Per l’alimentazione di tali superfici vennero realizzate in passato strutture di notevole rilevanza, tra le quali sono da ricordare le opere di presa dai maggiori corsi d’acqua, ed in particolare dal fiume Piave, dal fiume Adige e dal fiume Po, i corsi d’acqua della regione con maggior portata. I fiumi Adige e Po consentono la derivazione delle portate di entità più elevata, attraverso una serie di opere di presa di varia natura, da quelle di notevole entità a quelle più modeste costituite da pompe sulla sponda o da prese galleggianti. Attualmente la superficie irrigata nella regione ammonta ad oltre 580.000 ha, ma l’estesa siccità verificatasi nel corso dell’estate del 2003 ha posto in evidenza la vulnerabilità del sistema irriguo, e la necessità della ricerca di adeguate soluzioni. I problemi principali che i consorzi di bonifica devono affrontare ed avviare a soluzione riguardano la riduzione della disponibilità idrica e la necessità di adeguamento delle strutture irrigue, con particolare riferimento a quelle di distribuzione. Le iniziative per la riduzione dei consumi idrici legati all’irrigazione hanno assunto nella Regione Veneto ampia consistenza, in particolare nell’ambito collinare e pedemontano con il ricorso diffuso alla sostituzione degli impianti di irrigazione a scorrimento con impianti di irrigazione per aspersione e localizzata. Accanto a tali interventi di trasformazione delle strutture irrigue, si rendono necessarie la tutela delle risorse idriche esistenti e la ricerca di ulteriori fonti di approvvigionamento, ottenuta principalmente attraverso un incremento degli invasi superficiali e sotterranei. In tale ambito sono state assunte iniziative diffuse e di rilevante interesse applicativo, tra le quali la ricerca di disponibilità di maggiori risorse idriche attraverso il riutilizzo a circuito chiuso delle acque di pioggia, esperienza avviata nel bacino di Vallevecchia ubicato nel comune di Caorle in provincia di Venezia.

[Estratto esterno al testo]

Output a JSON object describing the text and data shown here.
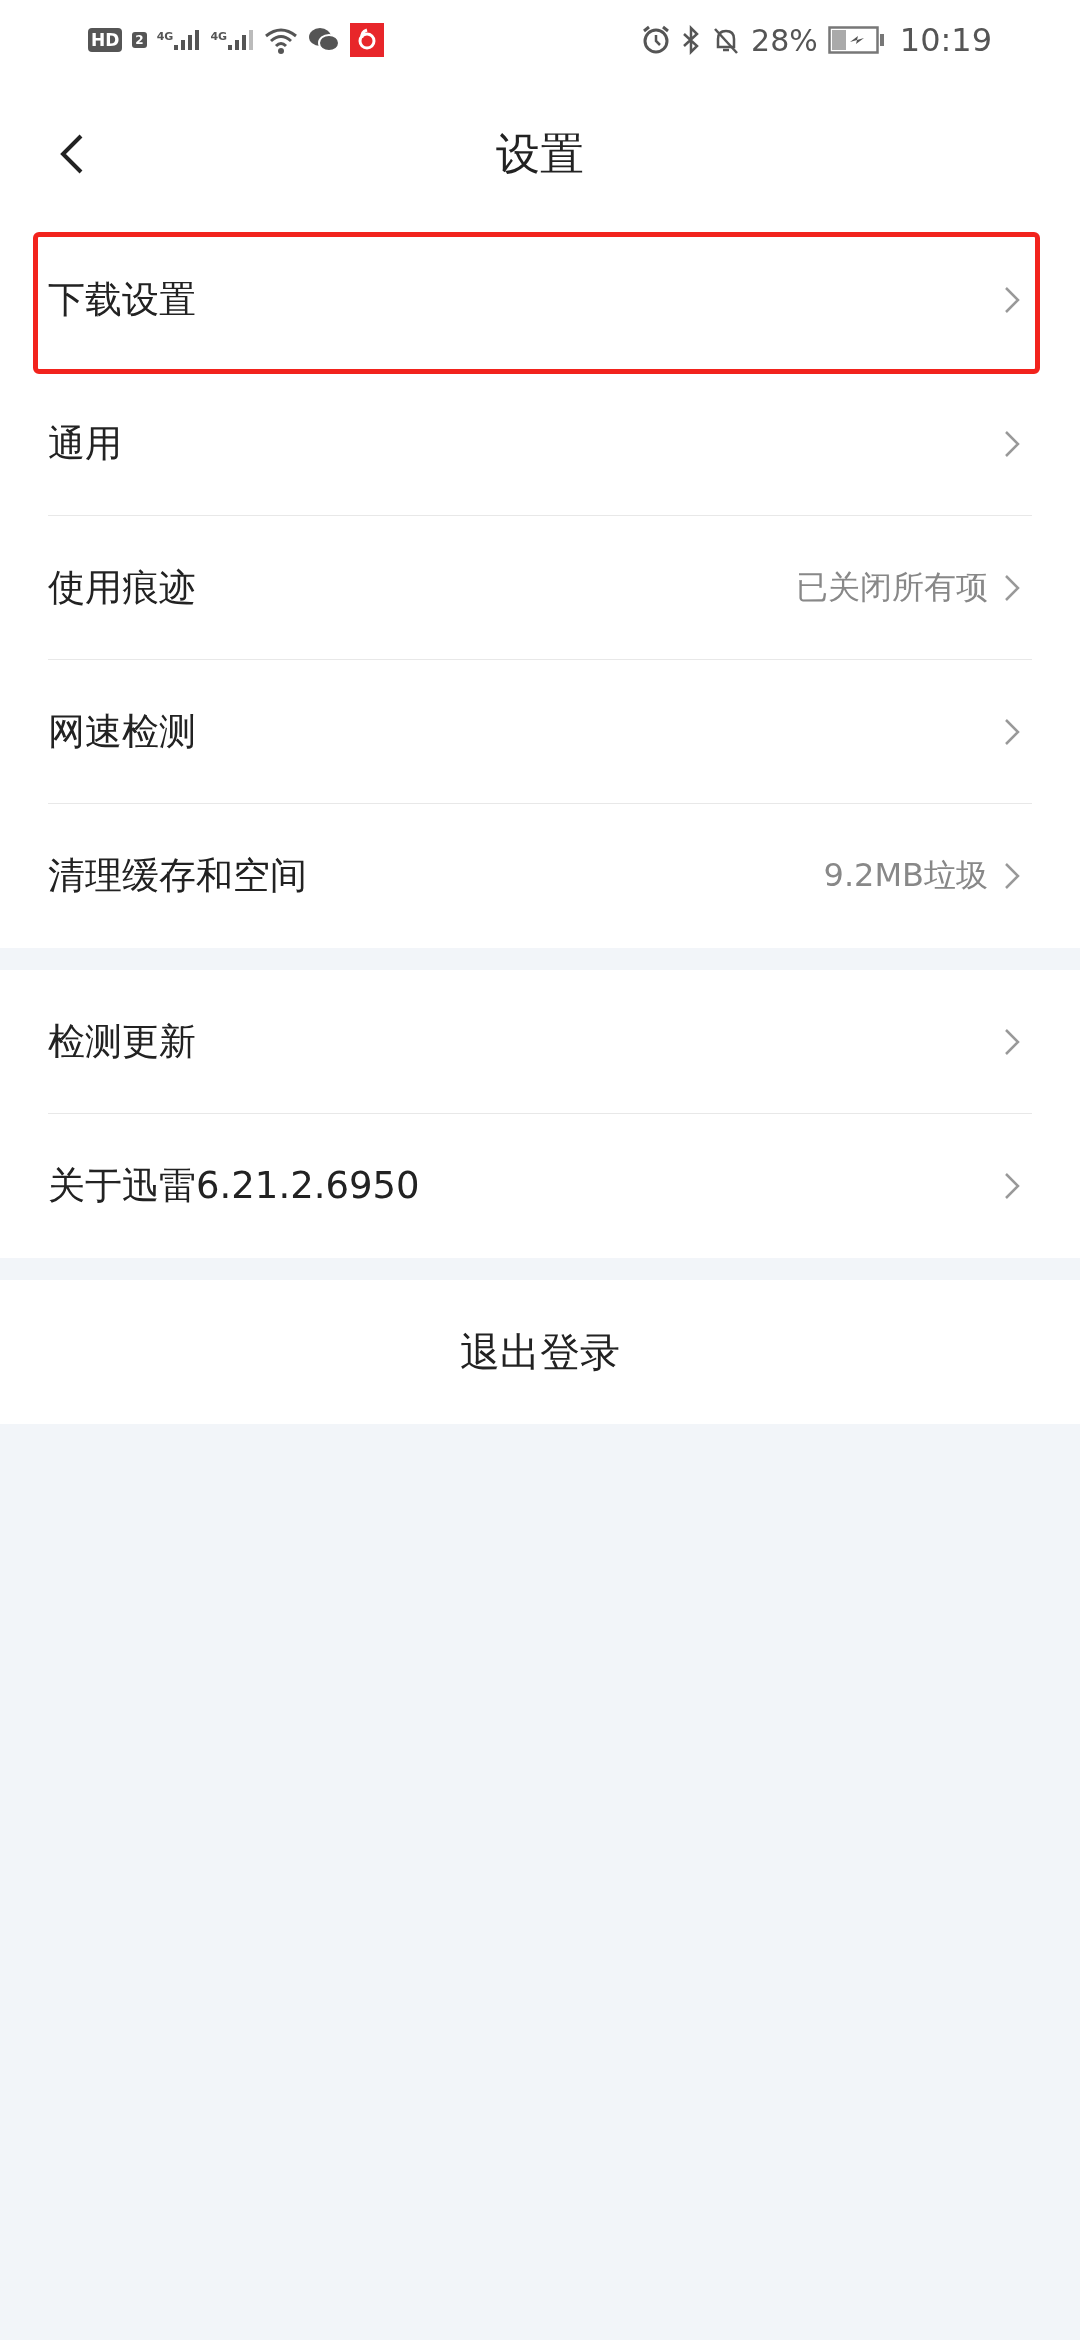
{
  "status_bar": {
    "hd": "HD",
    "sim": "2",
    "network_1": "4G",
    "network_2": "4G",
    "battery": "28%",
    "time": "10:19"
  },
  "header": {
    "title": "设置"
  },
  "groups": [
    {
      "items": [
        {
          "label": "下载设置",
          "highlighted": true
        },
        {
          "label": "通用",
          "highlighted": false
        },
        {
          "label": "使用痕迹",
          "value": "已关闭所有项",
          "highlighted": false
        },
        {
          "label": "网速检测",
          "highlighted": false
        },
        {
          "label": "清理缓存和空间",
          "value": "9.2MB垃圾",
          "highlighted": false
        }
      ]
    },
    {
      "items": [
        {
          "label": "检测更新",
          "highlighted": false
        },
        {
          "label": "关于迅雷6.21.2.6950",
          "highlighted": false
        }
      ]
    }
  ],
  "logout_button": "退出登录"
}
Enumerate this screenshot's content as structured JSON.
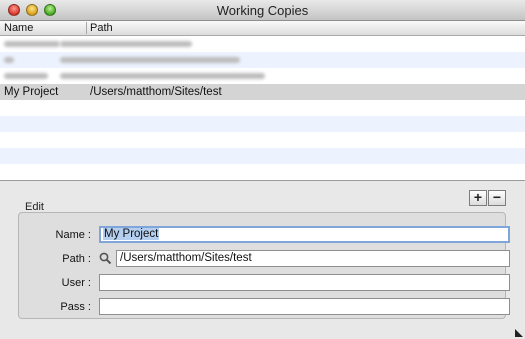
{
  "window": {
    "title": "Working Copies"
  },
  "table": {
    "columns": [
      "Name",
      "Path"
    ],
    "rows": [
      {
        "name": "",
        "path": "",
        "redacted": true
      },
      {
        "name": "",
        "path": "",
        "redacted": true
      },
      {
        "name": "",
        "path": "",
        "redacted": true
      },
      {
        "name": "My Project",
        "path": "/Users/matthom/Sites/test",
        "selected": true
      },
      {
        "name": "",
        "path": ""
      },
      {
        "name": "",
        "path": ""
      },
      {
        "name": "",
        "path": ""
      },
      {
        "name": "",
        "path": ""
      },
      {
        "name": "",
        "path": ""
      }
    ]
  },
  "toolbar": {
    "add_label": "+",
    "remove_label": "−"
  },
  "edit": {
    "group_label": "Edit",
    "name_label": "Name :",
    "name_value": "My Project",
    "path_label": "Path :",
    "path_value": "/Users/matthom/Sites/test",
    "user_label": "User :",
    "user_value": "",
    "pass_label": "Pass :",
    "pass_value": ""
  },
  "icons": {
    "path_field": "magnifier-icon",
    "resize": "resize-grip-icon"
  },
  "colors": {
    "selected_row": "#d4d4d4",
    "alt_row": "#edf3fe",
    "focus_ring": "#7fa5db",
    "text_selection": "#b5cff0"
  }
}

Rilevante risulta il fenomeno dell’intrusione salina, con particolare riferimento alla penetrazione del cuneo salino lungo le aste fluviali, lungo la fascia costiera veneta. In corrispondenza delle foci fluviali si determinano complessi fenomeni di interazione tra l’acqua dolce proveniente dall’entroterra e l’acqua marina, dipendenti sostanzialmente dal rapporto tra la portata fluviale e l’oscillazione di marea e dalle caratteristiche geometriche ed altimetriche della foce, nonché, nel breve periodo, funzione anche del moto ondoso e del vento. Quando la portata d’acqua dolce è dello stesso ordine di grandezza di quella dovuta al flusso e riflusso di marea, il che tipicamente accade per i corsi d’acqua veneti che sfociano nel mare Adriatico, caratterizzato da basso sviluppo di marea, si forma un interfaccia relativamente ben definito tra acqua dolce ed acqua salata, con la formazione di due distinte correnti sovrapposte caratterizzate da diverse densità. La corrente inferiore, di acqua salata, costituisce il cosiddetto cuneo salino. Il moto del cuneo salino è legato alle variazioni della portata d’acqua dolce in arrivo da monte. I periodi di magra sempre più prolungati che si stanno verificando in maniera sistematica negli ultimi anni, causati anche dall’incremento delle derivazioni dai corsi d’acqua e dai continui emungimenti dalle falde per soddisfare la crescente domanda di acqua dolce per uso acquedottistico, agricolo e industriale, favoriscono notevolmente la risalita del cuneo salino dalle foci dei fiumi verso monte.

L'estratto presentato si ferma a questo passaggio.